The U.S. and U.K. are like two peas in a pod with indices below 100 in July and back to at least May and with current indices lower than they were six months ago and again six months before that.

The relative `bright spot' (and who have thought that?) is the EMU! The EMU gauges have been stuck at 100.7 for five months in a row and are a tick higher on balance over six months and that level is up from six months previous. The EMU has positive - if slow - upward momentum.

None of the earliest EMU members listed in the table have OECD LEI values less than 100. Only Austria, Belgium, Denmark and Germany show weaker values than six months ago (and for Belgium and Denmark the drop is only very technical, occurring before rounding).

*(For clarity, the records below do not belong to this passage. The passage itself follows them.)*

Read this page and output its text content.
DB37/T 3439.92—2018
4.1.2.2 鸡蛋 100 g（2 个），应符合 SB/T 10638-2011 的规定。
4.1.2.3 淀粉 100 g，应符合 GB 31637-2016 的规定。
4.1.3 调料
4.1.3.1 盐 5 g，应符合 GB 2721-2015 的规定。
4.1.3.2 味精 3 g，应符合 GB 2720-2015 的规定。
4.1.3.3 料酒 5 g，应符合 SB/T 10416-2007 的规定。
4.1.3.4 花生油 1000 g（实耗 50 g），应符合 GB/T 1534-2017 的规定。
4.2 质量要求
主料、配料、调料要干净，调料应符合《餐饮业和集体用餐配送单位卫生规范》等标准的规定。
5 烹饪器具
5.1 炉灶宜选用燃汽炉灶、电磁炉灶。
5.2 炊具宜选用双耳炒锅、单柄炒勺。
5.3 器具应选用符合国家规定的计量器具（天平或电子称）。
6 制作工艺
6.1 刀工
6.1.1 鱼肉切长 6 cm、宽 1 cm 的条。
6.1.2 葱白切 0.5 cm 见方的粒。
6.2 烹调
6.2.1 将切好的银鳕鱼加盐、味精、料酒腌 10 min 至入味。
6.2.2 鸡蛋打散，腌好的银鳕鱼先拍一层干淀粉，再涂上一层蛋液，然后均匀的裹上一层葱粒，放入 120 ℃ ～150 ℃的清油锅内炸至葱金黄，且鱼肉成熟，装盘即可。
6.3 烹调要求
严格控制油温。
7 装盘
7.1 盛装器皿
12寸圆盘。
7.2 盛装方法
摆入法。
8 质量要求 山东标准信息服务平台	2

Angela Merkel's claim that austerity (Germany's choice for the EMU) has been paying dividends is hard to argue with. Of course, there has been a cost. We are looking at momentum relative to six or 12 months ago while on a broader time horizon some of these members are still not looking so rosy. But on this near-term horizon, Germany can claim a success story. Of course, Greece still has to get through its next election cycle.

But right now we have very little in the way of encouraging momentum. The recent G-20 meeting affirmed that its members would not seek to employ competitive devaluations as a strategy to boost growth at home. But we will have to wait to see how this works out. Dropping commodity and oil prices are a mixed blessing. They impact adversely growth in the countries and industries that produce these goods and boost spending power among those nations that consumer these goods. It seems that in the short run, the adverse impact on supply disruption has been dominant. Many developing economies need commodity sales and revenue to fuel growth. Lacking that, they have been struggling. Among consumer nations such as the U.S. and the UK, there is also production and shutdowns of production has sent adverse ripple effects through those economies.

Beyond that there has been little written about how this shift in the oil price levels does to investment and growth going forward. Where will oil settle? What do people think about the future? What about investments made on the idea that gasoline would cost $4-$5/gallon? Now it is $2-$3/gallon? What does it do to desired commuting patterns? Will people still want to live in the city (low cost commute) or will they prefer suburbia? This uncertainty can crimp growth on an ongoing basis until there is some certainty about price levels for oil in particular but other commodities as well.

Of course, the world is complicated. As the U.S. struggles with supply effects, it also benefits from consumption effects due to lower prices for inputs and consumables. There is also a strong dollar to contend with and the confidence impact of global unrest on consumers.

It is fair to say that the global economy has a lot of balls in the air. If markets can stabilize, maybe some of the benefits of the lower prices can take hold. But policymakers have to do the right thing to calm markets. In China, the authorities seem clueless. In the U.S., the Fed is so determined to hike rates; it's hard to tell what it will do. Many Fed officials seem to be so compulsively worried about the long run that they have no concern at all about what a rate hike will do in the short run. The Fed may yet hear the voice of reason, but we also know that many Fed members are adamant about raising rates. If the Fed, the central bank of the world's principal reserve unit, the dollar, does hike rates, it is hard to tell how far and wide the repercussions will spread. It is fair to look at the OECD indicators and realize that they do not depict a stable situation, just one that is largely unchanged and that represents largely unfulfilled expectations. Do not take solace in the OECD's LEIs this month. It's not what they do say, but what they don't say that is chilling.